This working paper, by Dr Niovi Vavoula, provides us with an overview of subsequent amendments to the Eurodac Regulation, including the latest Amended proposal of the European Commission, one of the legislative files that accompanied the Pact on Asylum and Migration, published in September 2020.
Eurodac, which stands for European Dactyloscopy, is an EU-wide information system that primarily processes the fingerprints of asylum seekers and certain categories of irregular migrants. Operational since 2003, Eurodac constitutes the EU’s first experiment with biometric identifiers and was designed to assist in the implementation of the Dublin system for the determination of the Member State responsible for examining an application for international protection.

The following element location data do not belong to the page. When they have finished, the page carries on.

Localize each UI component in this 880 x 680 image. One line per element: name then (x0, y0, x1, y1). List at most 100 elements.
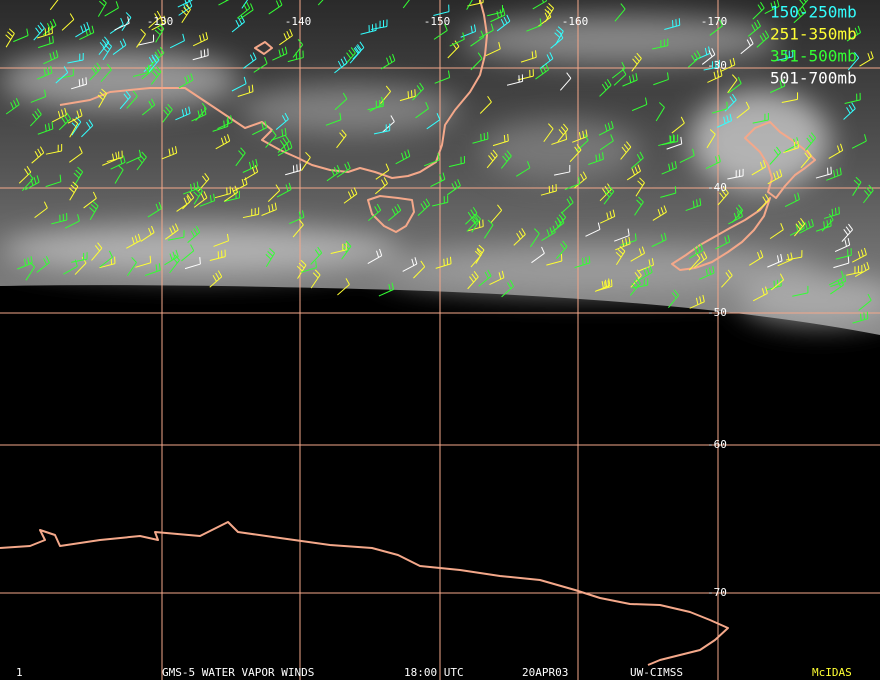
wind-barb (68, 181, 79, 201)
wind-barb (242, 158, 258, 173)
barb-staff (112, 44, 127, 55)
wind-barb (150, 66, 162, 85)
barb-flag (621, 61, 626, 69)
latitude-label: -50 (707, 306, 727, 319)
barb-flag (30, 178, 34, 186)
barb-flag (354, 46, 360, 53)
wind-barb (736, 101, 750, 119)
barb-flag (760, 1, 765, 9)
wind-barb (550, 31, 564, 49)
barb-staff (119, 96, 131, 110)
barb-staff (594, 284, 611, 292)
barb-flag (705, 268, 709, 276)
wind-barb (572, 129, 588, 143)
barb-staff (242, 58, 257, 69)
barb-flag (127, 16, 130, 24)
barb-flag (138, 149, 142, 157)
barb-flag (868, 184, 874, 191)
barb-flag (376, 250, 380, 258)
wind-barb (541, 225, 556, 242)
barb-staff (655, 107, 665, 122)
barb-staff (337, 284, 350, 296)
barb-flag (449, 256, 452, 264)
barb-staff (71, 258, 88, 263)
wind-barb (432, 195, 449, 207)
barb-flag (621, 239, 625, 247)
barb-staff (43, 56, 59, 65)
barb-flag (535, 50, 537, 58)
wind-barb (239, 3, 254, 20)
barb-flag (132, 90, 138, 97)
barb-flag (735, 207, 741, 214)
barb-flag (230, 115, 233, 123)
barb-staff (326, 171, 341, 182)
wind-barb (89, 200, 99, 221)
wind-barb (415, 101, 429, 119)
barb-flag (569, 196, 574, 203)
barb-flag (72, 118, 79, 124)
barb-staff (292, 224, 304, 238)
barb-flag (660, 207, 664, 215)
barb-flag (314, 249, 320, 256)
barb-flag (521, 228, 526, 235)
barb-flag (212, 275, 217, 282)
wind-barb (551, 132, 568, 145)
barb-staff (223, 197, 240, 202)
wind-barb (343, 187, 358, 204)
wind-barb (141, 98, 156, 116)
barb-staff (846, 32, 861, 42)
barb-flag (264, 56, 268, 64)
barb-flag (797, 192, 800, 200)
barb-flag (345, 278, 350, 285)
barb-flag (213, 193, 216, 201)
barb-flag (833, 170, 836, 178)
barb-flag (119, 40, 124, 48)
barb-flag (671, 292, 677, 299)
barb-flag (473, 24, 477, 32)
wind-barb (777, 252, 793, 267)
wind-barb (69, 146, 83, 163)
barb-flag (284, 112, 289, 120)
wind-barb (651, 232, 667, 248)
barb-staff (727, 79, 738, 94)
barb-flag (159, 46, 165, 54)
barb-flag (8, 28, 15, 34)
barb-staff (49, 0, 59, 11)
wind-barb (638, 258, 654, 272)
barb-flag (764, 194, 770, 201)
barb-flag (254, 165, 259, 173)
wind-barb (165, 223, 179, 240)
barb-staff (165, 229, 179, 240)
barb-flag (224, 135, 228, 143)
barb-flag (762, 160, 767, 168)
wind-barb (300, 260, 317, 273)
wind-barb (706, 129, 716, 149)
barb-flag (407, 91, 410, 99)
barb-flag (46, 67, 50, 75)
barb-flag (154, 13, 159, 20)
barb-flag (757, 251, 761, 259)
barb-staff (89, 205, 99, 221)
barb-staff (69, 152, 83, 163)
barb-flag (125, 12, 132, 18)
barb-staff (175, 112, 191, 121)
barb-flag (269, 247, 275, 254)
barb-flag (864, 134, 867, 142)
barb-flag (836, 168, 839, 176)
barb-staff (83, 197, 97, 209)
barb-flag (317, 246, 323, 254)
barb-staff (751, 166, 766, 176)
barb-flag (700, 243, 704, 251)
kangaroo-island (254, 41, 273, 55)
wind-barb (564, 176, 581, 191)
barb-flag (692, 148, 695, 156)
barb-staff (69, 186, 79, 201)
barb-staff (769, 152, 781, 165)
barb-staff (828, 150, 843, 159)
barb-flag (628, 236, 631, 244)
barb-flag (496, 11, 500, 19)
legend-entry: 150-250mb (770, 3, 857, 22)
barb-flag (639, 177, 645, 184)
barb-flag (716, 70, 720, 78)
barb-flag (261, 122, 264, 130)
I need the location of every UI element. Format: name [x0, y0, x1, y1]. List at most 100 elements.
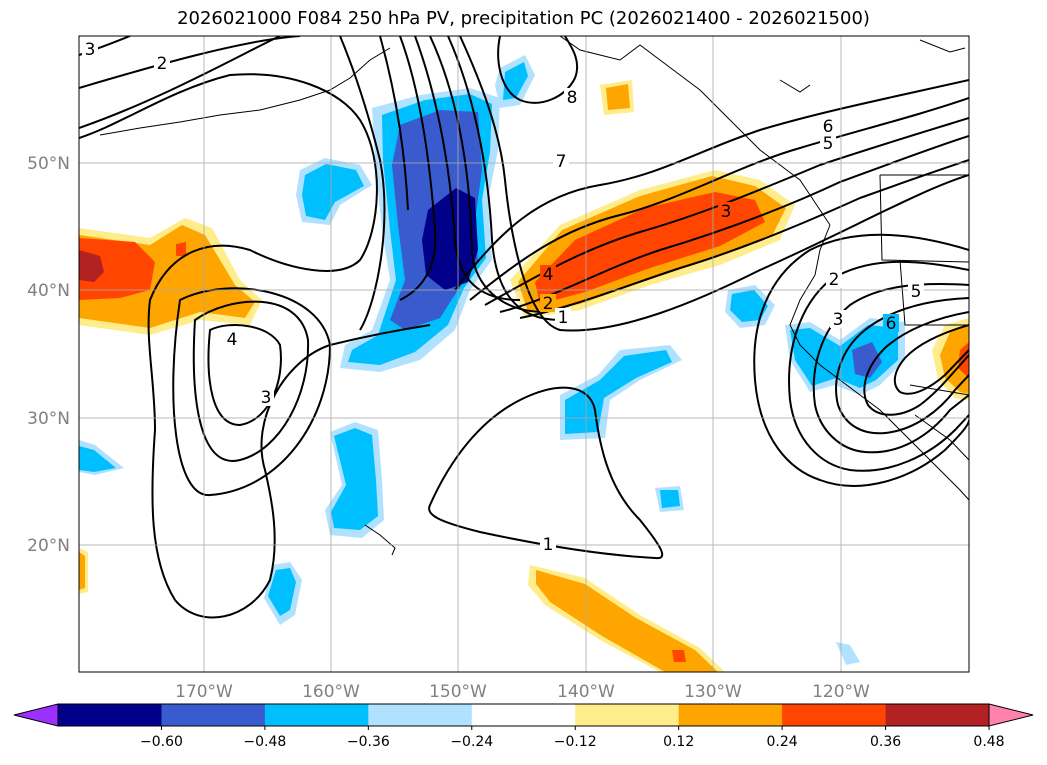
svg-text:1: 1: [558, 308, 569, 328]
svg-text:2: 2: [829, 270, 840, 290]
lat-axis: 50°N 40°N 30°N 20°N: [27, 154, 70, 556]
precip-positive-area: [176, 242, 186, 256]
contour-label: 2: [540, 294, 556, 314]
svg-text:2: 2: [543, 294, 554, 314]
lat-tick-label: 20°N: [27, 536, 70, 556]
svg-text:5: 5: [911, 282, 922, 302]
pv-contour: [79, 36, 386, 331]
svg-text:3: 3: [833, 310, 844, 330]
contour-label-layer: 3 2 8 7 6 5 3 4 2 1 4 3 1 2 3 5 6: [82, 40, 924, 555]
contour-label: 3: [830, 310, 846, 330]
contour-label: 8: [564, 88, 580, 108]
pv-contour: [172, 287, 332, 497]
precip-negative-area: [730, 290, 768, 322]
lat-tick-label: 40°N: [27, 281, 70, 301]
pv-contour: [207, 324, 282, 427]
svg-text:8: 8: [567, 88, 578, 108]
lon-tick-label: 140°W: [557, 682, 615, 702]
pv-contour: [79, 73, 431, 619]
contour-label: 5: [820, 134, 836, 154]
contour-label: 5: [908, 282, 924, 302]
colorbar-tick-label: −0.48: [243, 734, 286, 750]
colorbar-tick-label: −0.12: [554, 734, 597, 750]
colorbar-tick-label: −0.36: [347, 734, 390, 750]
coastline-layer: [99, 36, 969, 556]
colorbar-tick-label: −0.60: [140, 734, 183, 750]
pv-contour: [447, 36, 561, 321]
colorbar: −0.60 −0.48 −0.36 −0.24 −0.12 0.12 0.24 0.36 0.4…: [13, 703, 1034, 750]
svg-text:6: 6: [886, 314, 897, 334]
pv-contour: [893, 324, 969, 395]
pv-contour: [192, 300, 310, 462]
svg-text:3: 3: [261, 388, 272, 408]
precip-positive-area: [79, 238, 155, 300]
pv-contour: [835, 297, 969, 435]
colorbar-segment: [782, 704, 887, 726]
contour-label: 7: [553, 152, 569, 172]
lon-tick-label: 150°W: [429, 682, 487, 702]
precip-positive-area: [79, 250, 104, 282]
precip-negative-area: [660, 490, 680, 508]
pv-contour: [414, 36, 521, 301]
contour-label: 4: [540, 265, 556, 285]
contour-label: 3: [258, 388, 274, 408]
pv-contour: [788, 260, 969, 472]
precip-negative-area: [852, 342, 882, 378]
svg-text:7: 7: [556, 152, 567, 172]
colorbar-segment: [885, 704, 990, 726]
precip-positive-area: [940, 325, 969, 394]
colorbar-tick-label: 0.36: [870, 734, 901, 750]
lat-tick-label: 50°N: [27, 154, 70, 174]
precip-positive-area: [536, 570, 718, 672]
svg-text:2: 2: [157, 54, 168, 74]
contour-label: 1: [555, 308, 571, 328]
lon-tick-label: 160°W: [302, 682, 360, 702]
contour-label: 2: [826, 270, 842, 290]
svg-text:6: 6: [823, 117, 834, 137]
pv-contour: [429, 36, 541, 313]
contour-label: 6: [883, 314, 899, 334]
precip-negative-area: [302, 164, 364, 220]
contour-label: 3: [718, 202, 734, 222]
pv-contour: [499, 135, 969, 313]
contour-label: 2: [154, 54, 170, 74]
svg-text:4: 4: [227, 330, 238, 350]
colorbar-segment: [575, 704, 680, 726]
contour-label: 4: [224, 330, 240, 350]
colorbar-extend-low: [13, 703, 59, 727]
pv-contour: [428, 386, 664, 560]
svg-text:4: 4: [543, 265, 554, 285]
colorbar-extend-high: [988, 703, 1034, 727]
contour-label: 1: [540, 535, 556, 555]
precip-positive-area: [79, 552, 85, 590]
colorbar-tick-label: −0.24: [450, 734, 493, 750]
pv-contour: [399, 36, 437, 301]
svg-text:3: 3: [85, 40, 96, 60]
colorbar-segment: [161, 704, 266, 726]
colorbar-segment: [58, 704, 162, 726]
pv-contour: [753, 233, 969, 487]
pv-contour: [863, 311, 969, 416]
lon-axis: 170°W 160°W 150°W 140°W 130°W 120°W: [175, 682, 870, 702]
pv-contour: [454, 79, 969, 291]
svg-text:5: 5: [823, 134, 834, 154]
colorbar-segment: [471, 704, 576, 726]
svg-text:3: 3: [721, 202, 732, 222]
precip-negative-area: [79, 446, 116, 472]
pv-contour: [469, 97, 969, 301]
colorbar-outline: [57, 703, 990, 727]
graticule: [79, 36, 969, 672]
lon-tick-label: 170°W: [175, 682, 233, 702]
colorbar-segment: [678, 704, 783, 726]
colorbar-segment: [368, 704, 473, 726]
svg-text:1: 1: [543, 535, 554, 555]
precip-negative-area: [565, 350, 672, 434]
precip-positive-area: [672, 650, 686, 662]
pv-contour: [497, 36, 579, 104]
lon-tick-label: 120°W: [812, 682, 870, 702]
colorbar-tick-label: 0.12: [663, 734, 694, 750]
pv-contour: [519, 159, 969, 319]
lon-tick-label: 130°W: [684, 682, 742, 702]
map-frame: [78, 35, 970, 673]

On 4 May 2016, the Commission adopted a recast Eurodac proposal in the framework of revising the CEAS-related legal instruments. The proposal essentially detached Eurodac from its asylum framework and re-packaged it as a system pursuing “wider immigration purposes”. On 23 September 2020, the Commission proposed further amendments to the Eurodac regime. The amended proposal prescribes several amendments to the functionalities of Eurodac both in the framework of CEAS and migration control and in an interoperable environment, whilst taking into account the 2018 interinstitutional agreement between the Council and the Parliament.
Against this background, this paper takes stock of the forthcoming changes in the Eurodac legal framework, both those arising from the 2016 Proposal as well as those that emerged during the interinstitutional negotiations on that proposal. The paper demonstrates that Eurodac is progressively being transformed from an information system of limited aims and capacities into a support tool for a range of EU policies on asylum, resettlement and irregular migration. The amended proposal in the framework of the New Pact on Migration and Asylum builds on the 2016 proposal as negotiated by the co-legislators and further dismantles the distinctions between policies of irregular migration and asylum by progressively merging the treatment of asylum seekers and irregular migrants.
The paper analyses the fundamental rights implications of the 2016 proposal and amended Eurodac proposal of September 2020. The analysis is focused on the impact of the proposal on the rights to respect for private life (Article 7 of the EU Charter of Fundamental Rights), protection of personal data (Article 8 of the Charter), the rights of the child (Article 24 of the Charter), and the right to asylum (Article 18 of the Charter). The paper is aims to provide a framework to inform policy-making, and to end provides several recommendations for amending the proposed regulation.